Marilyn’s shoulders shrugged as though of their own accord, “Ask Nasiiba.”

She was that kind of girl, Marilyn. For her, Nasiiba was the leader, there was nothing else to it. She did what Nasiiba bid her do. Duniya was sure Marilyn knew whom they were expecting. Some secrets are more important than those in whom they are confided. In the ears of her imagination, the older woman imagined her daughter telling Marilyn a secret and then instructing her not to divulge it, adding, “Just teach her to swim and be sweet to her.”

Earlier, in the changing-rooms, Nasiiba’s adept hands had helped Duniya squeeze into a swimming suit borrowed from Fariida. Duniya had felt like a bride being given the ritual bath and scented massage. Nasiiba had said, “You’ll lose weight. You’ll leave behind in the swimming-pool a minimum of two kilos today, I promise you.” Nasiiba and Marilyn had escorted her into the water, like bridemaids attending her at a wedding ceremony. As Duniya’s feet had touched the water, she had been frightened. Nasiiba had said, “There’s nothing to be afraid of, Mummy, nothing to worry about. Close your eyes and jump in, and by the time you open your eyes, you’ll be at the other end of the pool.”

Duniya watched young girls entering the pool with the ease with which she had walked into her marriages. Hadn’t she done just that: closed her eyes, and found herself married to Zubair, to Taariq?
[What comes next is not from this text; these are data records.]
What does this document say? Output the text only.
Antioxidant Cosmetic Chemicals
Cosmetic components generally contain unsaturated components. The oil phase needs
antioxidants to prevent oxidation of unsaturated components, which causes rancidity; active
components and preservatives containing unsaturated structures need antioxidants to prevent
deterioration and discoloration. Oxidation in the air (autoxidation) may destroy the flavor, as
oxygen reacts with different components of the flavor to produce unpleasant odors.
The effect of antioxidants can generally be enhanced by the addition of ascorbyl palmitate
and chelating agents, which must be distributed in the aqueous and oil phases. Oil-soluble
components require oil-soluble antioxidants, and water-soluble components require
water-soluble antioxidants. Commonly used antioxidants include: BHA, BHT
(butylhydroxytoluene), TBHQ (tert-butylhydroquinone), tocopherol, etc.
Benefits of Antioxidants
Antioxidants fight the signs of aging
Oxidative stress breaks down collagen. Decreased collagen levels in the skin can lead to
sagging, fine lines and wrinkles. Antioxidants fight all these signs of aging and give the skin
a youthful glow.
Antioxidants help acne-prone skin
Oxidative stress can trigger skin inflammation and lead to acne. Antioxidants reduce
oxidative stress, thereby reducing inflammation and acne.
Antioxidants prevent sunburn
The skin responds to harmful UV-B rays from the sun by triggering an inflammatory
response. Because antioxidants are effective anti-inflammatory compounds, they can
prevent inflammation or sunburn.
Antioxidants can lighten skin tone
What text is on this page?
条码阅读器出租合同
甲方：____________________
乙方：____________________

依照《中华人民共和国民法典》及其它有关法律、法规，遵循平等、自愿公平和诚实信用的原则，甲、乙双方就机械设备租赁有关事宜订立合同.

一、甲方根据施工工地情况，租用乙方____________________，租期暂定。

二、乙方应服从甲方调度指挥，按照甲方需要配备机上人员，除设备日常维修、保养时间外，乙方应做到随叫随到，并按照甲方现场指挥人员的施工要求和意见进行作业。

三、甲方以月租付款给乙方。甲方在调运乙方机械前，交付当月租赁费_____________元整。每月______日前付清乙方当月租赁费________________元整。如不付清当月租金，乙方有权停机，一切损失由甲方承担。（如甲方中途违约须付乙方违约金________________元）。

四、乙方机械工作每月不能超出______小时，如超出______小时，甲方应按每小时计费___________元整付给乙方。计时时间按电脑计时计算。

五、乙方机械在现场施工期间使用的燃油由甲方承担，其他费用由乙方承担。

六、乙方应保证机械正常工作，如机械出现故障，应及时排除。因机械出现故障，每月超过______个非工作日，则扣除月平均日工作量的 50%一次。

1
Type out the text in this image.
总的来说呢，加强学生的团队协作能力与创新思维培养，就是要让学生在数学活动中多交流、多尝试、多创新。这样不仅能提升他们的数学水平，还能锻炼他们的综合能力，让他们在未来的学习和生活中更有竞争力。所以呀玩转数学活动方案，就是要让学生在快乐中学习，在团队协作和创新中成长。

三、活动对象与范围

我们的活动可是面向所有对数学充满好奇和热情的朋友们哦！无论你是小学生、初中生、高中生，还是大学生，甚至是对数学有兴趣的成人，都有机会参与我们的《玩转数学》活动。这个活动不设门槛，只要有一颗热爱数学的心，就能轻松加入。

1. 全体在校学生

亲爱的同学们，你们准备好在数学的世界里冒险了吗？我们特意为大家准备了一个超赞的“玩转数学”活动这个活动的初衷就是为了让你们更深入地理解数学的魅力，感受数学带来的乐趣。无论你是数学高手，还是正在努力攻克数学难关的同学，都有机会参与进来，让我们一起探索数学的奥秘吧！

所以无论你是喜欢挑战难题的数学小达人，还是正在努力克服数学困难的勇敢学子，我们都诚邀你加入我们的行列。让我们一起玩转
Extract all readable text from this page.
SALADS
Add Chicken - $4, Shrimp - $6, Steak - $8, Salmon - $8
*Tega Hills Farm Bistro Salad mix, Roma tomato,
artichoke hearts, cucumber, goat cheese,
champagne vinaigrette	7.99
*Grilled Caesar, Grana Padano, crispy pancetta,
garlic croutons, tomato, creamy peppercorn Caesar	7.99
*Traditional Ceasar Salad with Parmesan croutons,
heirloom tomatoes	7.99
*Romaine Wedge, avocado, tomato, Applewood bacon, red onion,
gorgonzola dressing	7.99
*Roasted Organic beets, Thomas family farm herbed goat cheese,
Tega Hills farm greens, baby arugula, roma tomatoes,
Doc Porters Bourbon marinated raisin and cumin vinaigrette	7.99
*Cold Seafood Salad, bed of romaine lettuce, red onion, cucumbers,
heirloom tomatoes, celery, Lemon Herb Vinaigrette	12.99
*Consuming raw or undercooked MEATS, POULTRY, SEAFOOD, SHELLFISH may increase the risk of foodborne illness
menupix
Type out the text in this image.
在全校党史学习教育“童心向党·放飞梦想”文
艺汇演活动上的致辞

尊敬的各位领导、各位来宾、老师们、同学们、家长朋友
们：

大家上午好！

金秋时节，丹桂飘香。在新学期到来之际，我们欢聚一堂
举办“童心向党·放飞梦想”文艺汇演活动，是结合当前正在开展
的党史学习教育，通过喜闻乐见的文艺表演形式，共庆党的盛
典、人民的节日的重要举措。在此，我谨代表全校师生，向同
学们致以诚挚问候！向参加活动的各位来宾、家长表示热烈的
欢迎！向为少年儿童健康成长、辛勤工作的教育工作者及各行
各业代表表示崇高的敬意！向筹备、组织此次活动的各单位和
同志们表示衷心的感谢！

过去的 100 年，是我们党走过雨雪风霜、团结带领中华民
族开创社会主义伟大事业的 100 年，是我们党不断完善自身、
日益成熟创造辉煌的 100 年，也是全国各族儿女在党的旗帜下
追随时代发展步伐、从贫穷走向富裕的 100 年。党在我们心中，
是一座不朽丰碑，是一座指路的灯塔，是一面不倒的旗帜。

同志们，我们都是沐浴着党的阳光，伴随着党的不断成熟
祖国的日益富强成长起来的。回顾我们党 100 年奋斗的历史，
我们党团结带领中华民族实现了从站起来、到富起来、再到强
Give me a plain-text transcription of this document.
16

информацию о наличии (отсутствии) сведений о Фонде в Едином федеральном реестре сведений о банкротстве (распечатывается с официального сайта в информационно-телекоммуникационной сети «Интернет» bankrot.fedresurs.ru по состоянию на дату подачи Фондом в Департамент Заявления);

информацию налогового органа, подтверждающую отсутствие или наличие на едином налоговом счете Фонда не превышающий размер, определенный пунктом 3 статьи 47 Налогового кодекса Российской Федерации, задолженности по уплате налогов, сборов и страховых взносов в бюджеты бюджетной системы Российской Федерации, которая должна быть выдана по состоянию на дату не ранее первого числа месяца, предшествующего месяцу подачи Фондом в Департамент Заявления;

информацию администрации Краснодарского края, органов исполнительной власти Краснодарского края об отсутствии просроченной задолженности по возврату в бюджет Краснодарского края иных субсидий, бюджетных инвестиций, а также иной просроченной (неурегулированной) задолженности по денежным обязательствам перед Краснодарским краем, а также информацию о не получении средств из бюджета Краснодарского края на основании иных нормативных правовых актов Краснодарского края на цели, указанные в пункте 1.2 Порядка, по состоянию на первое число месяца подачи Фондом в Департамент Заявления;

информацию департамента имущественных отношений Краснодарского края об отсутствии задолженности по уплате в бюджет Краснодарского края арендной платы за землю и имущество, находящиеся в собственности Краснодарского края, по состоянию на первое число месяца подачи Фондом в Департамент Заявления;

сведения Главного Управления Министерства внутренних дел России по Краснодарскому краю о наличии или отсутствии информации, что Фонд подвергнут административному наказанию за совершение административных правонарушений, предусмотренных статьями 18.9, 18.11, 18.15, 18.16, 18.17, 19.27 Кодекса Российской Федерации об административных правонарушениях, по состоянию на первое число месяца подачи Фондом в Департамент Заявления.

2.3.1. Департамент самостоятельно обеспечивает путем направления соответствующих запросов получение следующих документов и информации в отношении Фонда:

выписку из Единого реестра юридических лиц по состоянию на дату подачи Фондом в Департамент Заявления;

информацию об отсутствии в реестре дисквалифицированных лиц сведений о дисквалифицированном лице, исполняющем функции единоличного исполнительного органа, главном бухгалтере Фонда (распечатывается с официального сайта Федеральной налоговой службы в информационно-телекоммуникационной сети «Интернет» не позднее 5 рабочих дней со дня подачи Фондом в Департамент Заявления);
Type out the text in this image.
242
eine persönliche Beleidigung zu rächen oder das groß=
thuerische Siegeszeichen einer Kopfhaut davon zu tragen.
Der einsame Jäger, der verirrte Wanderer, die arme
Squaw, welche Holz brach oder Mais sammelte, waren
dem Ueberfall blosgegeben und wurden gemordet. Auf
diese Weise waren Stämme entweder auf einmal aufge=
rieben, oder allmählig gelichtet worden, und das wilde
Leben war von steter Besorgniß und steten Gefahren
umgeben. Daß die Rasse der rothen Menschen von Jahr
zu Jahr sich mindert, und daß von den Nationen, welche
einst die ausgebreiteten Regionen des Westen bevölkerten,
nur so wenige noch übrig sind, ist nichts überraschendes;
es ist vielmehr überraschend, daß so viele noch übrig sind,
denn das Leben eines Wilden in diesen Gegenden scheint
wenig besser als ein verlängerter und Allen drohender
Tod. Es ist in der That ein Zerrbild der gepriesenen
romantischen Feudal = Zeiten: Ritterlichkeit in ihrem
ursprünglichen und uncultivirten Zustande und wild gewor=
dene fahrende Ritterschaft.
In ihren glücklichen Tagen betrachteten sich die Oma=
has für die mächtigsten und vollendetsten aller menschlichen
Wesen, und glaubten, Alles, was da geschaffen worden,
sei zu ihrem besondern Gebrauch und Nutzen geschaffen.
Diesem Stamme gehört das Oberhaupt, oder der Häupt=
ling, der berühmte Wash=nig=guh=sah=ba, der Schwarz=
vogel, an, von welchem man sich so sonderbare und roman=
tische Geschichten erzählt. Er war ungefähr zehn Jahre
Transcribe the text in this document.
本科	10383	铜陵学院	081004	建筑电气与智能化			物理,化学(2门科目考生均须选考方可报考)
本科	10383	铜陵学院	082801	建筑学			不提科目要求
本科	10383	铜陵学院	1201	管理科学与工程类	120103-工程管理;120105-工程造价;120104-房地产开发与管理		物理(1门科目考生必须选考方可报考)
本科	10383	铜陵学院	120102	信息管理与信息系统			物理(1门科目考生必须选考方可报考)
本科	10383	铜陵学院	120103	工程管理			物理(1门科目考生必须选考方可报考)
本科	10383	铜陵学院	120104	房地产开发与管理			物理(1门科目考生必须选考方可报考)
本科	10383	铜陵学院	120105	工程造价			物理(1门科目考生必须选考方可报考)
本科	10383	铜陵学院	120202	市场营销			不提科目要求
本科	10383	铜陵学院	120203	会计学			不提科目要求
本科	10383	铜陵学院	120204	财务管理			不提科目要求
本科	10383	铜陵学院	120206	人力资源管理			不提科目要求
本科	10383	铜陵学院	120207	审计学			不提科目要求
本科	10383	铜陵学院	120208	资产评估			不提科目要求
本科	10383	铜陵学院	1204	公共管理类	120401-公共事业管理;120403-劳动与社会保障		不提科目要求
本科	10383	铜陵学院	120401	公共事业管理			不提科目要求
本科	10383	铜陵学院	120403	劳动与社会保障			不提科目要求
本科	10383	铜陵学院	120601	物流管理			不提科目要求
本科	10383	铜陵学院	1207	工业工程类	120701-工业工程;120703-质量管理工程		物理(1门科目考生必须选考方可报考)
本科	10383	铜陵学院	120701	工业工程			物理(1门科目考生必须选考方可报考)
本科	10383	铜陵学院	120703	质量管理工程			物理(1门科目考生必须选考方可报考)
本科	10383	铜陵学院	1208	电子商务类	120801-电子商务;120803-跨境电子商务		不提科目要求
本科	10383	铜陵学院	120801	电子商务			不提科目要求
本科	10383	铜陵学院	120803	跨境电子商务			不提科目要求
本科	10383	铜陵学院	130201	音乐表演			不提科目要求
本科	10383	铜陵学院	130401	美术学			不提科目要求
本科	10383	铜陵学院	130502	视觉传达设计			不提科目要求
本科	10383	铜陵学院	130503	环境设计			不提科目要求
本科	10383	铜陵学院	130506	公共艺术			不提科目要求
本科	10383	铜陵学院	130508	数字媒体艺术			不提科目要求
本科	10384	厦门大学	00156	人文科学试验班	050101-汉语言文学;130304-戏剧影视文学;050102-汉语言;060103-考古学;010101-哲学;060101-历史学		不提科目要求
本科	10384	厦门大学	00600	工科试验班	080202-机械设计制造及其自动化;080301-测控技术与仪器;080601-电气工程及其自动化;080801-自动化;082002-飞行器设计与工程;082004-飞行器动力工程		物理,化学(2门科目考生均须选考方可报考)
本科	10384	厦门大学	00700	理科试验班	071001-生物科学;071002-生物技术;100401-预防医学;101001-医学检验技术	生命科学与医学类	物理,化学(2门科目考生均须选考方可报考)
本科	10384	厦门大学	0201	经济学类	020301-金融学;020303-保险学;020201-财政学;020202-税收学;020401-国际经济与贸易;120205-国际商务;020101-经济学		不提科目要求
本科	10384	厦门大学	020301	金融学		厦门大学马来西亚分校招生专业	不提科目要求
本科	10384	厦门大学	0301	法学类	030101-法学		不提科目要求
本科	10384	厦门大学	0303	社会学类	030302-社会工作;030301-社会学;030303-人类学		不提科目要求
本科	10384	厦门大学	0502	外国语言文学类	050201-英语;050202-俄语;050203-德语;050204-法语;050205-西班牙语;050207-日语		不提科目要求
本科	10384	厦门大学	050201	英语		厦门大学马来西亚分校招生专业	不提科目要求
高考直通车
And then her eyes fell on Fariida coming through the entrance. Fariida was walking with a waddle, her feet shuffling, like a senile person with a bad back All activity seemed to cease and a moment of silence fell on the whole place. Some of the girls congregated round Fariida, noisy like summer flies at a halva party. Fariida’s answer to the question “Where have you been lately?” was that she had gone mountain-climbing in the north and had fallen off a cliff, ending up with a slipped disc, forced to lie on her back since. Fariida’s friends left a pathway open for her, commiserating with her as she walked past them on her heavy feet. They had known her as an able athlete who twice had stripped the title-holder of the swimmer’s crown. (Duniya would learn later from Nasiiba that when Fariida went to East Africa with Qaasim, the story was that she had climbed Mount Kilimanjaro.)